What are we doing to our young people? Testing them until the joy is out of learning and school is just one tick box after another. The head of Ofsted, Amanda Spielman, said
The regular taking of test papers does little to increase a child’s ability to comprehend.
We have completely the wrong approach to learning. We need holistic education for our young people, encompassing the widest range of subjects, building character and instilling the love of learning.
This includes the arts. When I was 11, we moved to Missouri. I started at a new junior high school (years 6-7 in the English system) which had a school band. Up to that stage I had played a bit of piano and sung in the church choir. The music teacher asked if I’d like to learn the clarinet as he needed more players in his band. Within three months I was sitting 2nd chair in the clarinet section. I would never have learned an instrument if it hadn’t been for the opportunity at this state school. I remember my parents, who were on a tight budget, scraping money together for some private lessons later that year, costing $4 a lesson.
Years later, I’m a professional musician, wondering where the next generation of musicians is coming from. We need music, and all the arts, as an integral part of our schools. The economic argument is obvious – the creative industries contribute £87.4 billion per year to the economy. We would be denuded as a society without the undergirding of the arts which permeate and enrich our lives.

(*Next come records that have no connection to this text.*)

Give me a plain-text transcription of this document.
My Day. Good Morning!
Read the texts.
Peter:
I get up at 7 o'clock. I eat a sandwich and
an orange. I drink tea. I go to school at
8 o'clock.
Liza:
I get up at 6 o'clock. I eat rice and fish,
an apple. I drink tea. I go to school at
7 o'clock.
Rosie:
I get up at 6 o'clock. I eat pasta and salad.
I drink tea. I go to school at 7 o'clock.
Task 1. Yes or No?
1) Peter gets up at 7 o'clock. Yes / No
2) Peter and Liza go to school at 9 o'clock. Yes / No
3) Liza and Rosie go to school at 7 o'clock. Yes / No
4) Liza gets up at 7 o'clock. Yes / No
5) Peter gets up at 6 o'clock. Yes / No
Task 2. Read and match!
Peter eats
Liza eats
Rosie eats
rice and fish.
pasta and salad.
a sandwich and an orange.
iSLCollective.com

But I wish to make the moral argument, bringing me back to the opening point of school being too much about testing. Having an arts-inclusive curriculum builds a well-rounded intellect. The brain, when it has to marry the left and right halves in analysing and performing a piece of music, develops physiologically. Attention spans are lengthened when one learns to concentrate on playing your part in a band. Aesthetic awareness is broadened, that life is not about ticking boxes but about beauty, relationships and creativity. Learning to sing together builds community and teaches young people to work together. We learn that coming together produces something more wonderful than striving alone.